BGH, 20.04.2010 - KZR 52/07 - Wettbewerbsrechtliche Schadenersatzhaftung der Deutschen Telekom AG aufgrund einer Überlassung vorgehaltener Teilnehmerdaten zu überhöhten Preisen

Bundesgerichtshof
Urt. v. 20.04.2010, Az.: KZR 52/07
Gericht: BGH
Entscheidungsform: Urteil
Datum: 20.04.2010
Referenz: JurionRS 2010, 16072
Aktenzeichen: KZR 52/07
 

Verfahrensgang:

vorgehend:

LG Köln - 30.09.2005 - AZ: 81 O (Kart) 46/05

OLG Düsseldorf - 18.07.2007 - AZ: VI-2 U (Kart) 13/05

Redaktioneller Leitsatz:

§ 12 TKG 1996 ist ab dem Ende der Umsetzungsfrist der ONP II-Richtlinie am 30. Juni 1998 dahingehend auszulegen, dass sowohl von einem Anbieter von Sprachkommunikationsdienstleistungen i.S. des Absatzes 1 als auch von einem Dritten i.S. des Absatzes 2 für die Überlassung von sogenannten Basisdaten (Name, Anschrift, Rufnummer) der eigenen Kunden des Herausgabepflichtigen kein Entgelt verlangt werden darf, das die (Grenz-)Kosten der Datenübermittlung übersteigt oder nach dem Umfang der Nutzung berechnet wird, während für die sogenannten Zusatzdaten (wie Beruf, Branche, Art des Anschlusses oder Mitbenutzer) und die sogenannten Fremddaten (Carrierdaten) diese Beschränkung nicht gilt.
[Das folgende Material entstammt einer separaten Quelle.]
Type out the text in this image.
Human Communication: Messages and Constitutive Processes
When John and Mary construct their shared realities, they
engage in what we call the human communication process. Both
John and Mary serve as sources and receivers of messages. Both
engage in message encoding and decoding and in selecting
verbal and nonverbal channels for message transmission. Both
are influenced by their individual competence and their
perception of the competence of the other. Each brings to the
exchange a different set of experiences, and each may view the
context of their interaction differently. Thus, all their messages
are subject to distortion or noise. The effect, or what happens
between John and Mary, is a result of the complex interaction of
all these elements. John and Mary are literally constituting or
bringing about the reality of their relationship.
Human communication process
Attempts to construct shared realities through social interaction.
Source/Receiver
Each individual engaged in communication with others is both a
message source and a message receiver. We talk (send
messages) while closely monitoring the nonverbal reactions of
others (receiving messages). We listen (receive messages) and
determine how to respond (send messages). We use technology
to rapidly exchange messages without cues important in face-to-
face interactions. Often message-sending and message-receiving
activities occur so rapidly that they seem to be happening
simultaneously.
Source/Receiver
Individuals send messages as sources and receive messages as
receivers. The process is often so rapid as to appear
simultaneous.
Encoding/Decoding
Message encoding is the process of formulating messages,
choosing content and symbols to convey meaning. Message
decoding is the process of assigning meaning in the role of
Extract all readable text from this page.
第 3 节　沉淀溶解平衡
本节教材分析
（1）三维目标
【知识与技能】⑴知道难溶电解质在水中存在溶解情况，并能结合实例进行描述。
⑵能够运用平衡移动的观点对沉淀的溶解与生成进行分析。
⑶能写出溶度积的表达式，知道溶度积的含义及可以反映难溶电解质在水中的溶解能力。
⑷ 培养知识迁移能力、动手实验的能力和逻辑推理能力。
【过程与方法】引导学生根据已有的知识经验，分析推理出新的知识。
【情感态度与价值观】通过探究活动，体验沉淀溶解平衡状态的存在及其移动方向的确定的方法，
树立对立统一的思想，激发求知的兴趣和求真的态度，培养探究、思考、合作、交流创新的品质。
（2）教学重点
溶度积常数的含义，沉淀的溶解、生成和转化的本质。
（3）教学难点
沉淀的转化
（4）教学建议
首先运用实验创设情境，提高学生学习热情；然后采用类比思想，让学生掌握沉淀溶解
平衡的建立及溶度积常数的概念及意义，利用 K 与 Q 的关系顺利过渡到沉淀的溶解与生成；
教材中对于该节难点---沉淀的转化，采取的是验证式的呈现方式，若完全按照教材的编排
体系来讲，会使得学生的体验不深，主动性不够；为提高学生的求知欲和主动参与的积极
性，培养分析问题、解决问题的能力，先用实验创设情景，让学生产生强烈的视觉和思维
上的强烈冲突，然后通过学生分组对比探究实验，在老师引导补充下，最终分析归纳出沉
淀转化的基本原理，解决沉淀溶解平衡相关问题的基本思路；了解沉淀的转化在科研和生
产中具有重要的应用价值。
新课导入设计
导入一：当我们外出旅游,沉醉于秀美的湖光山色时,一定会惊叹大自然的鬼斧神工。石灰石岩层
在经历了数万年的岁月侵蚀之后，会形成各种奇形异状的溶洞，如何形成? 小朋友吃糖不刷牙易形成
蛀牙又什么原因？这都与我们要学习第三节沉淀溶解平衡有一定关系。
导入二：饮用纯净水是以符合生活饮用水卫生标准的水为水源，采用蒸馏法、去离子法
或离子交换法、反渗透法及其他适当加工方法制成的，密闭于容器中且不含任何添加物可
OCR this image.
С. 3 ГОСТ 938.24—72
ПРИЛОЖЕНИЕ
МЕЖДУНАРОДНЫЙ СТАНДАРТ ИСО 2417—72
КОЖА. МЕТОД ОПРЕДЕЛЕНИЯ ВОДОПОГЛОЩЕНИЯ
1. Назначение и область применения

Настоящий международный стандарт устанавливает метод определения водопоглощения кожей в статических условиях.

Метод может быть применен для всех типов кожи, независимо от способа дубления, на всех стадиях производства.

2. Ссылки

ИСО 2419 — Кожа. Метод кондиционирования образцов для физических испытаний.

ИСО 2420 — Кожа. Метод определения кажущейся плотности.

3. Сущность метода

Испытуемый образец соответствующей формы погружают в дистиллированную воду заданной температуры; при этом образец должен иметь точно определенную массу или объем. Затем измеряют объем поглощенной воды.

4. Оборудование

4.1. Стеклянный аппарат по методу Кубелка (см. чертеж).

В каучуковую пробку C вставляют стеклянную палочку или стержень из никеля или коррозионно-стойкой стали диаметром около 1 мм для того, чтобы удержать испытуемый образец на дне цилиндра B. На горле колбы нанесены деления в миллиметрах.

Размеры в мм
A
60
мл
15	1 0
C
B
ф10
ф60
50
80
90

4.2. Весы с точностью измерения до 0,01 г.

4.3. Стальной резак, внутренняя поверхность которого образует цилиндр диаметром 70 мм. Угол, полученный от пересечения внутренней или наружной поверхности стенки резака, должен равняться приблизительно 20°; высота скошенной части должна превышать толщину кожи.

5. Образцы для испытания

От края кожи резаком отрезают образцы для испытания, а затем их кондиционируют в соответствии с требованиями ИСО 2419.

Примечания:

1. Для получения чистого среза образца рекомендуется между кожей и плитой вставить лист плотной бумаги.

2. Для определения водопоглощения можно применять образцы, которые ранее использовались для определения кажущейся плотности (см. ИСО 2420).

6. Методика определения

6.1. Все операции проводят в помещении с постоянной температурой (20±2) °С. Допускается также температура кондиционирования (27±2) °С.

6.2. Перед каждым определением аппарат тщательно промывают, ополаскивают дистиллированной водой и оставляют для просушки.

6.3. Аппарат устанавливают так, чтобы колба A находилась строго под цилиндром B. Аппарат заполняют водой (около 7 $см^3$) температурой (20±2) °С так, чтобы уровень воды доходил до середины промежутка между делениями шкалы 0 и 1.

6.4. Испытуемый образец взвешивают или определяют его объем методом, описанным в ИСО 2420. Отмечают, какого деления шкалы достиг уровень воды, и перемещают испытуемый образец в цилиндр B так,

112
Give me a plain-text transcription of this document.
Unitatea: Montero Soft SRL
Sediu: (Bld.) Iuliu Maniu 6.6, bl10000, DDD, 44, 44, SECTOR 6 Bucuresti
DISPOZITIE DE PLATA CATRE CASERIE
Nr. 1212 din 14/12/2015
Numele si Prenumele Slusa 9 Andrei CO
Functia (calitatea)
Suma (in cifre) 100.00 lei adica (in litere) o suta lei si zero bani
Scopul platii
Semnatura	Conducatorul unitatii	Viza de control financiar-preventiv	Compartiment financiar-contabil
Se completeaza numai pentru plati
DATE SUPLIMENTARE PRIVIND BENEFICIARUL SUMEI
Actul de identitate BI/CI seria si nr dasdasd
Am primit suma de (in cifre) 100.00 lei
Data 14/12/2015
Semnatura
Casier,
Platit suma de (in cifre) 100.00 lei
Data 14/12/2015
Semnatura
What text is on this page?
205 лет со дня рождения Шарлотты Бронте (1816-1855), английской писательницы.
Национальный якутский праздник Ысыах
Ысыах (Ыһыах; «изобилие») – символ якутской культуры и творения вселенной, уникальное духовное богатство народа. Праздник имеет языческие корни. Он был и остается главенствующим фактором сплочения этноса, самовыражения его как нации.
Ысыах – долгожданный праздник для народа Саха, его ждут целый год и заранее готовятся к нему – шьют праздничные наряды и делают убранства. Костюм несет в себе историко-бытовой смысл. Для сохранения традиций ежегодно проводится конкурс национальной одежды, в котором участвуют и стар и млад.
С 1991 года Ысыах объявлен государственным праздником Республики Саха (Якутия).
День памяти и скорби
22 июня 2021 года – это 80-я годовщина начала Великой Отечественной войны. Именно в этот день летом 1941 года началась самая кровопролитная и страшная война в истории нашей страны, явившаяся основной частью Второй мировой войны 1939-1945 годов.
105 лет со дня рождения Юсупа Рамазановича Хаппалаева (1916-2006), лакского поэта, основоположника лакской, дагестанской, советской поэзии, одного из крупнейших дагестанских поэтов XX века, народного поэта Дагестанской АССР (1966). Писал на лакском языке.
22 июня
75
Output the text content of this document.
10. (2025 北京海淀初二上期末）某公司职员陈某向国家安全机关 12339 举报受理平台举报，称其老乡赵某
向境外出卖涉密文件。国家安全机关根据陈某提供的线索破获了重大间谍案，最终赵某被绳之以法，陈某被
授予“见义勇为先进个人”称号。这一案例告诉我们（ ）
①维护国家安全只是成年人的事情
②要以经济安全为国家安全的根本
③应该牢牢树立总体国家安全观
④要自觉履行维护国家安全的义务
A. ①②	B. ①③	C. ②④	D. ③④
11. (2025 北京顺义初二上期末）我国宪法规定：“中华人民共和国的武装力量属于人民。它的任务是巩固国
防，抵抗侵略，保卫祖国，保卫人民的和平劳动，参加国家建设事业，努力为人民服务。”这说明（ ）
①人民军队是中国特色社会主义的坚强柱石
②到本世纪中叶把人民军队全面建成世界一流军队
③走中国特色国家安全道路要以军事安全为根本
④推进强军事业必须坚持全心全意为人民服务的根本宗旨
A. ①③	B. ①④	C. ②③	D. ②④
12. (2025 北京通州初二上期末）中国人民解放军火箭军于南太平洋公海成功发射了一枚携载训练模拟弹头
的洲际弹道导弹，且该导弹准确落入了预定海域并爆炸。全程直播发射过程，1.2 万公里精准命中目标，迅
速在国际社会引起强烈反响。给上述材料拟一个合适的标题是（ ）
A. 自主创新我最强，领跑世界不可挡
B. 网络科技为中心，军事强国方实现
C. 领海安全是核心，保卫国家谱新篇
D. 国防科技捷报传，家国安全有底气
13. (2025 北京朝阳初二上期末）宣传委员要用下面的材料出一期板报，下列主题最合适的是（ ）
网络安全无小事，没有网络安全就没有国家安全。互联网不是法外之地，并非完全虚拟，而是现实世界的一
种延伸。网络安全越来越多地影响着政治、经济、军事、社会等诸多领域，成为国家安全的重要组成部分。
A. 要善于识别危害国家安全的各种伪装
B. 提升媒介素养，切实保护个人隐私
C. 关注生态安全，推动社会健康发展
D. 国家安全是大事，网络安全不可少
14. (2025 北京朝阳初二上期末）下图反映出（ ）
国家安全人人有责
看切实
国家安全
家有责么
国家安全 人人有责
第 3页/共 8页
Insoweit können im Rahmen der Kosten der effizienten Bereitstellung auch die Kosten gemäß Kostenkategorie 1 (Kosten für die Datenbank unter Berücksichtigung von Kapitalkosten, Betriebskosten und Datenbankentwicklungskosten) und Kostenkategorie 2 (Prozesskosten für die Pflege des Bestands der Standardeinträge) nutzungsabhängig umgelegt werden und es kann von Dritten i.S. des § 12 Abs. 2 TKG 1996 ein darüber hinausgehendes angemessenes Entgelt verlangt werden.

Der Kartellsenat des Bundesgerichtshofs hat
am 20. April 2010
durch
den Präsidenten des Bundesgerichtshofs Prof. Dr. Tolksdorf und
die Richter Dr. Raum, Dr. Bergmann, Dr. Strohn und Dr. Kirchhoff
für Recht erkannt:

Tenor:

Auf die Revision der Beklagten wird das Urteil des 2. Kartellsenats des Oberlandesgerichts Düsseldorf vom 18. Juli 2007 in der Fassung des Berichtigungsbeschlusses vom 20. Februar 2008 im Kostenpunkt und insoweit aufgehoben, als zum Nachteil der Beklagten entschieden worden ist.

Im Umfang der Aufhebung wird die Sache zur neuen Verhandlung und Entscheidung - auch über die Kosten des Revisionsverfahrens - an das Berufungsgericht zurückverwiesen.